Zorn knows how to teach music appreciation, and his new text is one of the top five best sellers in the field. If one wants to teach such a course, his package allows you to do so beautifully, from pre-baroque through the Broadway musical. The manual includes four CDs, 250 photos and color plates, 62 biographical sketches, an instructor's manual, and a computerized test bank. The coordinated interactive website has reinforcement activities. Zorn is a professor of music at the University of Southern California and a conductor and trumpet player. This is his 13th book in the field of music.
 
Signals from Space: The Chandra X-ray Observatory
By Robert Naeye '85
Turnstone Publishing/Harvard-Smithsonian Center for Astrophysics, 2000
 
The Chandra X-ray Observatory is a cutting-edge astronomy research satellite, the X-ray equivalent of the Hubble Space Telescope.
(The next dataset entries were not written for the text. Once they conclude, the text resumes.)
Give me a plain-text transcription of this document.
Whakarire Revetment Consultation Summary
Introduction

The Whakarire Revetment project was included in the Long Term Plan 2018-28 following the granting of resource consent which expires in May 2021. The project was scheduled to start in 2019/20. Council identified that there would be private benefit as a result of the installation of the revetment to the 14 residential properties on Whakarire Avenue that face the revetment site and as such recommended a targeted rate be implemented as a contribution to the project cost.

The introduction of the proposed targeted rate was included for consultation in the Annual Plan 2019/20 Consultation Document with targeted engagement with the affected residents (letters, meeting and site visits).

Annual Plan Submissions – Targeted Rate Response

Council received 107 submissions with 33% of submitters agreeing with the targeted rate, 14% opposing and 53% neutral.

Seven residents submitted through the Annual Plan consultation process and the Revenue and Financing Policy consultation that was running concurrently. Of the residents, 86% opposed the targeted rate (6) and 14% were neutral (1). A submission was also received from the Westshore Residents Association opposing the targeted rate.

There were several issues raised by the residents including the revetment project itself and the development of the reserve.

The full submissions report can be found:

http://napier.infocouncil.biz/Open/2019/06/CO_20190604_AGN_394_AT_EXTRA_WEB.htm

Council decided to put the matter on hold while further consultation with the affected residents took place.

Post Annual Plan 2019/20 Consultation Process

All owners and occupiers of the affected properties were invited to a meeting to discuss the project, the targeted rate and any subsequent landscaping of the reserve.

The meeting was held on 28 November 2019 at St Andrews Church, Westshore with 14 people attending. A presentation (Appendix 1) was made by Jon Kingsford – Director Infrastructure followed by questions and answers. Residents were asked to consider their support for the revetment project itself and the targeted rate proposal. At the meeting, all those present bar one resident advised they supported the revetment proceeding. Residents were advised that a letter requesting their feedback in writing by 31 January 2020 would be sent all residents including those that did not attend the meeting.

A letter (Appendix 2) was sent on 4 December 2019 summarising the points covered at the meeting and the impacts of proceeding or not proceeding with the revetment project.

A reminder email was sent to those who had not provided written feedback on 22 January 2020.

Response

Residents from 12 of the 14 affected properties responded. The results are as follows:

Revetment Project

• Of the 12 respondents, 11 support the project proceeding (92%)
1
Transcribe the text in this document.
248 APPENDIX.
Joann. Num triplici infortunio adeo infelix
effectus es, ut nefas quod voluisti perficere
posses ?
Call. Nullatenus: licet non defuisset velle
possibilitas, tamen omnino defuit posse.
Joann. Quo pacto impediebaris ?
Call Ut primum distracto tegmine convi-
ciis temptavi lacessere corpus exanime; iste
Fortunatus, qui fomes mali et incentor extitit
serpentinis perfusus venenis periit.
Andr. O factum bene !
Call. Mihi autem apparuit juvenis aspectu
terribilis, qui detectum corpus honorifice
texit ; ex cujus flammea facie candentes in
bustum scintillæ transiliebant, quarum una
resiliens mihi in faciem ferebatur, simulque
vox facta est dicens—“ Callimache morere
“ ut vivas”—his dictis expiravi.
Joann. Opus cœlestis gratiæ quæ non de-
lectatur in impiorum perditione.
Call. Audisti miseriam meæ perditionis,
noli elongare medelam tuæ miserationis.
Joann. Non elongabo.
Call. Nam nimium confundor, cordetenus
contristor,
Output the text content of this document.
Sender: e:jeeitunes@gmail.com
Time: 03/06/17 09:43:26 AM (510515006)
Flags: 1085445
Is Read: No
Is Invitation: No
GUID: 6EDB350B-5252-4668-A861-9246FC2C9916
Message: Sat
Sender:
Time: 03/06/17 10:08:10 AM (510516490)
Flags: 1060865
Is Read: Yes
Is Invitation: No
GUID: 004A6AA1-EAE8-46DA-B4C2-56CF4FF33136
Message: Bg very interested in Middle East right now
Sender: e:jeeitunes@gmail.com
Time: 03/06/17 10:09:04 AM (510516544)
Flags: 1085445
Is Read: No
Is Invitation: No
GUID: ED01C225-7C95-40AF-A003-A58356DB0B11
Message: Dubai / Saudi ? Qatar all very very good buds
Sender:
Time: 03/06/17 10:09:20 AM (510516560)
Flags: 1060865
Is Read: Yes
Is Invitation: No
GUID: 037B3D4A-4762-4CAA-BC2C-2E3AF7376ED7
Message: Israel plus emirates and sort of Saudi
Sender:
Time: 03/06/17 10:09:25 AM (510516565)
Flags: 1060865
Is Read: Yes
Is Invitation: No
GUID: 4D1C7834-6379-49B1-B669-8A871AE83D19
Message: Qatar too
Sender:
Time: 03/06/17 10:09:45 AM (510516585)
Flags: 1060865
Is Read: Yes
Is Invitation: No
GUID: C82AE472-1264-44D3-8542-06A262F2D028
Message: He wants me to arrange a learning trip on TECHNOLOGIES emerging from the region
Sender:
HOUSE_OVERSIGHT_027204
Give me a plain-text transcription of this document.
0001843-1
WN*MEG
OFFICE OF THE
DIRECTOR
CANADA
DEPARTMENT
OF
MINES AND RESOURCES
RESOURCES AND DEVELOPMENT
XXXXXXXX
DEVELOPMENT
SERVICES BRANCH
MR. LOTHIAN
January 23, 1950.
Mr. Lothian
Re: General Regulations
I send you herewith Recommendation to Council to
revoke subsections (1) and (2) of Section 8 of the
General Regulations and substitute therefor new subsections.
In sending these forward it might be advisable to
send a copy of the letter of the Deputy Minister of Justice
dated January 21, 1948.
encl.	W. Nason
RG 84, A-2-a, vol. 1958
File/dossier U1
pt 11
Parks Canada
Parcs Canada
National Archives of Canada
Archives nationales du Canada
Written for junior high students, the book guides readers through the journey from concept to finished observatory. Naeye was senior editor of Astronomy magazine for five years, before his recent appointment as editor of Mercury magazine.
 
Ivory Cradle
By Anne Marie Macari '77
The American Poetry Review, 2000
 
Macari was the winner of the American Poetry Review's Honickman First Book Prize for 2000. Her collection of 24 poems resembles snapshots in an album of memories, based on moments in her own life, reflecting anger, joy, love, and relief.
 
Losing Malcolm: A Mother's Journey through Grief
By Carol Henderson '74
University Press of Mississippi, 2001
 
Interweaving dreams and journal entries, this moving memoir is the author's story of the painful loss of her newborn son from a heart murmur. Plunged into the depths of grief, she resurfaces with a newfound sense of self, a deep empathy for others, and an awareness of the place of grief in the broader tapestry of life.

Stone Sky Lifting
By Lia Purpura '86
Ohio State University Press, 2000
 
This is a small book of poems by the author of The Brighter Veil and Increase, which won the 2000 AWP Award in Creative Nonfiction. The collection is a study in states of extremity, portraying violence at one end of the spectrum and unbidden solace at the other. Purpura teaches at Loyola College's department of communications; Stone Sky Lifting is the winner of the 2000 Ohio State University Press/The Journal Award.
 
Signs and Abominations
By Bruce Beasley '80
Wesleyan University Press, 2000
 
This is a small, beautifully designed book of poems that integrates the relationship between religion and art at the end of the 20th century. A series of damaged likenesses--child crusaders stumbling toward Jerusalem, the man who wants to preserve for posterity his tattooed body, Andres Serrano submerging a crucifix in his own urine--are part of a deformed search for signs of the divine among the abominations of the profane. Beasley, a professor of English at Western Washington University, a National Endowment of the Arts Writing Fellow, and author of three books of poetry, lives in Bellingham, Washington, with his wife, Suzanne L. Paola '80.